Describing the struggles of a non-Jew family then, she says, “I have written a story which recounts a family saga placed against the dramatic backdrop of Austrian history. This volume provides insights into Austrian history from the old monarchy to the modern times, from the intimate and personal perspective of a family that was engaged with the great events unfolding around them.”
As someone who has taken the domain of dance to a global level, Shovana reveals some unknown facts she discovered while researching about the book. “First every family then was trying to find their own answer to the issue of nationalism. Second, we never made any difference between German people and German-speaking people but there lies a huge difference. Third, most of us are aware of the sufferings of the Jews under Nazi regime but many of us are not aware of the sufferings of the non-Jew Austrians. They neither could protest nor say anything. All they had to do is follow what they were asked to do. Fourth, even in schools and colleges, teachers were being replaced by the hardliners to change the mindset of the young generation. My sisters-in-law were punished and forced to change schools. The Nazis also defined what is good music and bad music.

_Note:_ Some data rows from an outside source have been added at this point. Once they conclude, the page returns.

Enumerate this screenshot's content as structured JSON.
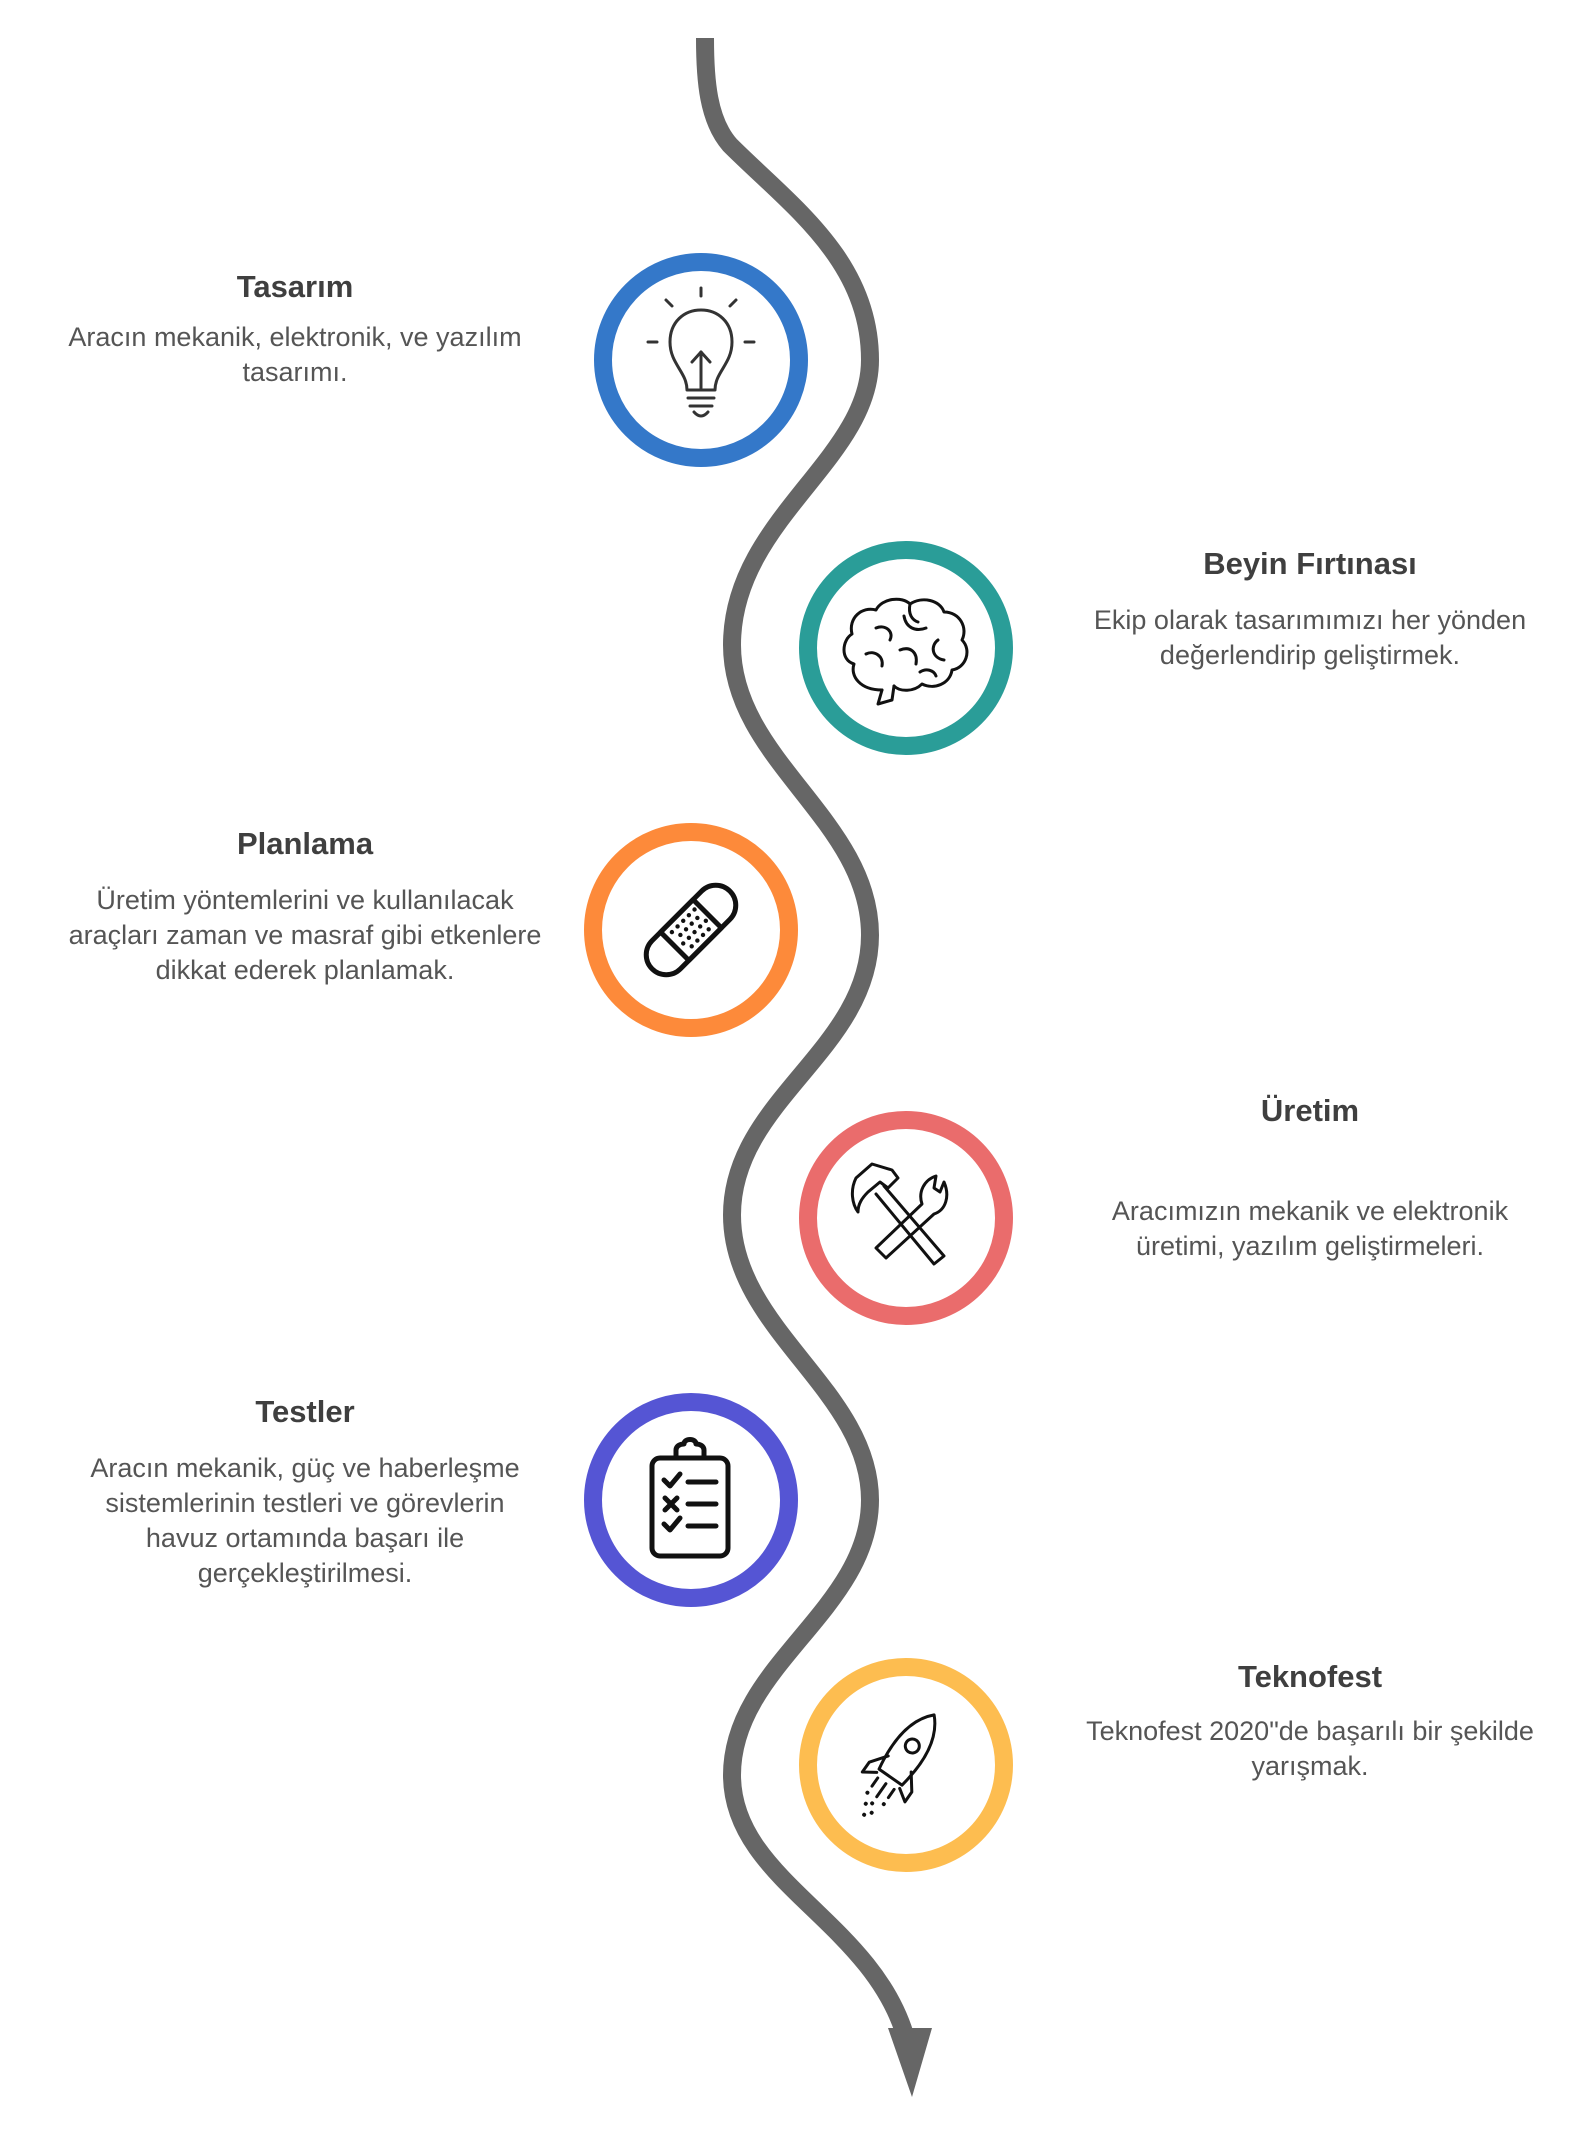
{
  "colors": {
    "path": "#666666",
    "background": "#ffffff",
    "icon_stroke": "#111111",
    "title_text": "#3f3f3f",
    "body_text": "#555555"
  },
  "steps": [
    {
      "id": "tasarim",
      "title": "Tasarım",
      "description": "Aracın mekanik, elektronik, ve yazılım tasarımı.",
      "icon": "lightbulb-icon",
      "color": "#3478c9"
    },
    {
      "id": "beyin-firtinasi",
      "title": "Beyin Fırtınası",
      "description": "Ekip olarak tasarımımızı her yönden değerlendirip geliştirmek.",
      "icon": "brain-icon",
      "color": "#2a9d98"
    },
    {
      "id": "planlama",
      "title": "Planlama",
      "description": "Üretim yöntemlerini ve kullanılacak araçları zaman ve masraf gibi etkenlere dikkat ederek planlamak.",
      "icon": "bandage-icon",
      "color": "#fd8a3a"
    },
    {
      "id": "uretim",
      "title": "Üretim",
      "description": "Aracımızın mekanik ve elektronik üretimi, yazılım geliştirmeleri.",
      "icon": "hammer-wrench-icon",
      "color": "#ea6c6c"
    },
    {
      "id": "testler",
      "title": "Testler",
      "description": "Aracın mekanik, güç ve haberleşme sistemlerinin testleri ve görevlerin havuz ortamında başarı ile gerçekleştirilmesi.",
      "icon": "clipboard-checklist-icon",
      "color": "#5555d4"
    },
    {
      "id": "teknofest",
      "title": "Teknofest",
      "description": "Teknofest 2020\"de başarılı bir şekilde yarışmak.",
      "icon": "rocket-icon",
      "color": "#fdbd50"
    }
  ]
}
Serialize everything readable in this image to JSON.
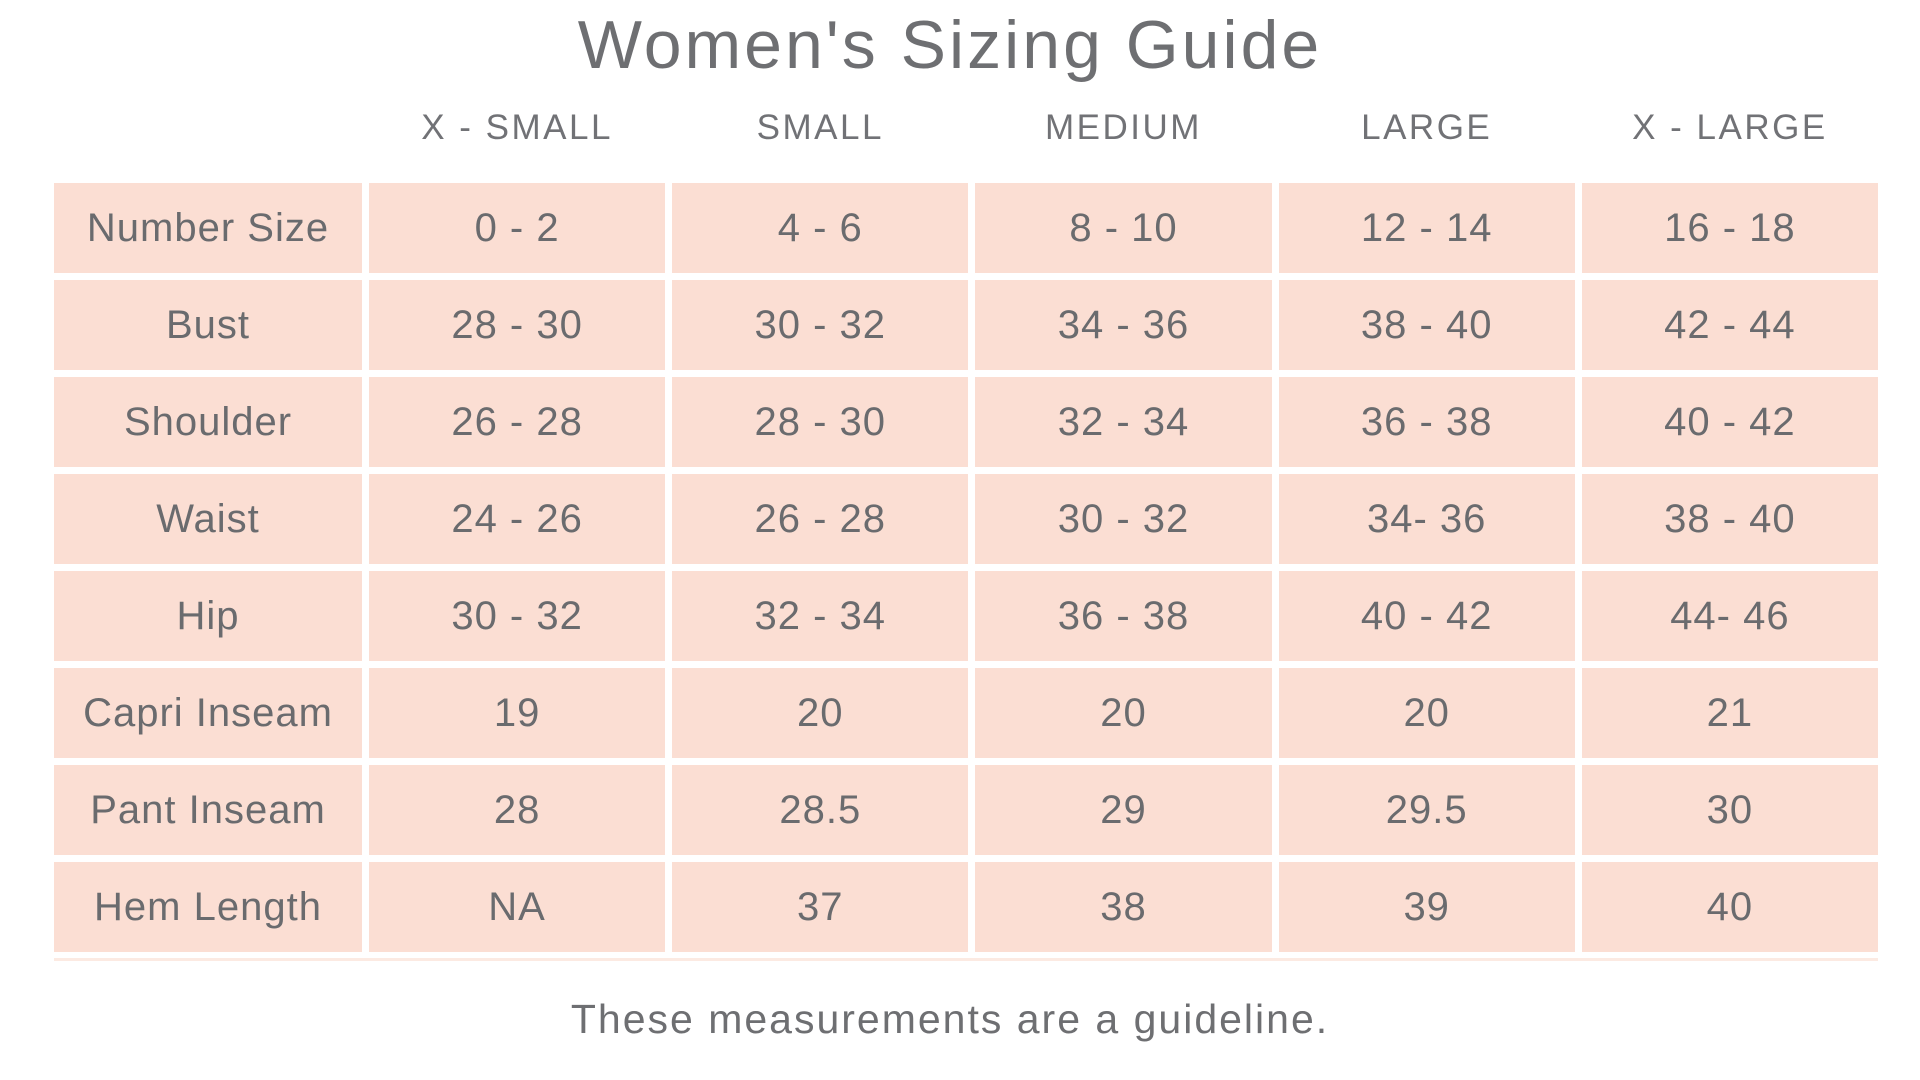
{
  "page": {
    "title": "Women's Sizing Guide",
    "footer": "These measurements are a guideline."
  },
  "colors": {
    "cell_background": "#FBDED3",
    "text_gray": "#6A6B6E",
    "heading_gray": "#6E6F72"
  },
  "table": {
    "columns": [
      "X - SMALL",
      "SMALL",
      "MEDIUM",
      "LARGE",
      "X - LARGE"
    ],
    "rows": [
      {
        "label": "Number Size",
        "values": [
          "0 - 2",
          "4 - 6",
          "8 - 10",
          "12 - 14",
          "16 - 18"
        ]
      },
      {
        "label": "Bust",
        "values": [
          "28 - 30",
          "30 - 32",
          "34 - 36",
          "38 - 40",
          "42 - 44"
        ]
      },
      {
        "label": "Shoulder",
        "values": [
          "26 - 28",
          "28 - 30",
          "32 - 34",
          "36 - 38",
          "40 - 42"
        ]
      },
      {
        "label": "Waist",
        "values": [
          "24 - 26",
          "26 - 28",
          "30 - 32",
          "34- 36",
          "38 - 40"
        ]
      },
      {
        "label": "Hip",
        "values": [
          "30 - 32",
          "32 - 34",
          "36 - 38",
          "40 - 42",
          "44- 46"
        ]
      },
      {
        "label": "Capri Inseam",
        "values": [
          "19",
          "20",
          "20",
          "20",
          "21"
        ]
      },
      {
        "label": "Pant Inseam",
        "values": [
          "28",
          "28.5",
          "29",
          "29.5",
          "30"
        ]
      },
      {
        "label": "Hem Length",
        "values": [
          "NA",
          "37",
          "38",
          "39",
          "40"
        ]
      }
    ]
  }
}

And last, the book also sums up some of the factors that led to catastrophic developments in Europe during the first half of the 20th century. “
Shovana maintained a balance between writing the book and her passion for dance in between. “It took me two years to complete the book. I was digging out letters and photographs and also performing in between.” She further adds, “The way stories were narrated to me was very pragmatic. I relearnt history not from the colonial angle but from the perspective of a non-Jew Austrian.”
One also learns so much about the development of history and philosophy through arts, she says. “For instance, the references to ghoonghat (veil) only come in the medieval period. But today, it is the most used gesture to portray a woman, regardless ofthe dance form. One is able to trace the social changes that have taken place in this regard,” shares Shovana.
In between, she also talks about how dance as a subject needs to move from the extra-curricular to the mainstream in a balanced manner.
“We’ve lost sight of the traditional Indian educational system which we had centuries ago, only for reasons too well-known. That needs to be revisited. Our roots lie there and they make us global citizens. Not everyone is born to become a great musician or a dancer but the sensitivity to appreciate these things is important and that comes only with awareness. We need good rasikas too. Even if someone only learns it as a hobby, that person is able to appreciate it a little more, which is a big thing.” she says.
Shovana’s approach is extremely interesting when it comes to addressing people who say that one dance form is better than the other. She says that every one of them uses the rasa to express emotions. “The eye movements in kathakali or the subtlety of Manipuri or the clarity in footwork and speed of kathak — each has its own level of difficulty and mastery. As a soloist, I am able to perform five different characters using mudras, something a Western classical ballet dancer is not trained for. But on the other hand, their movements are anti-gravity, which is something Indian classical dancers are not familiar with,” she concludes.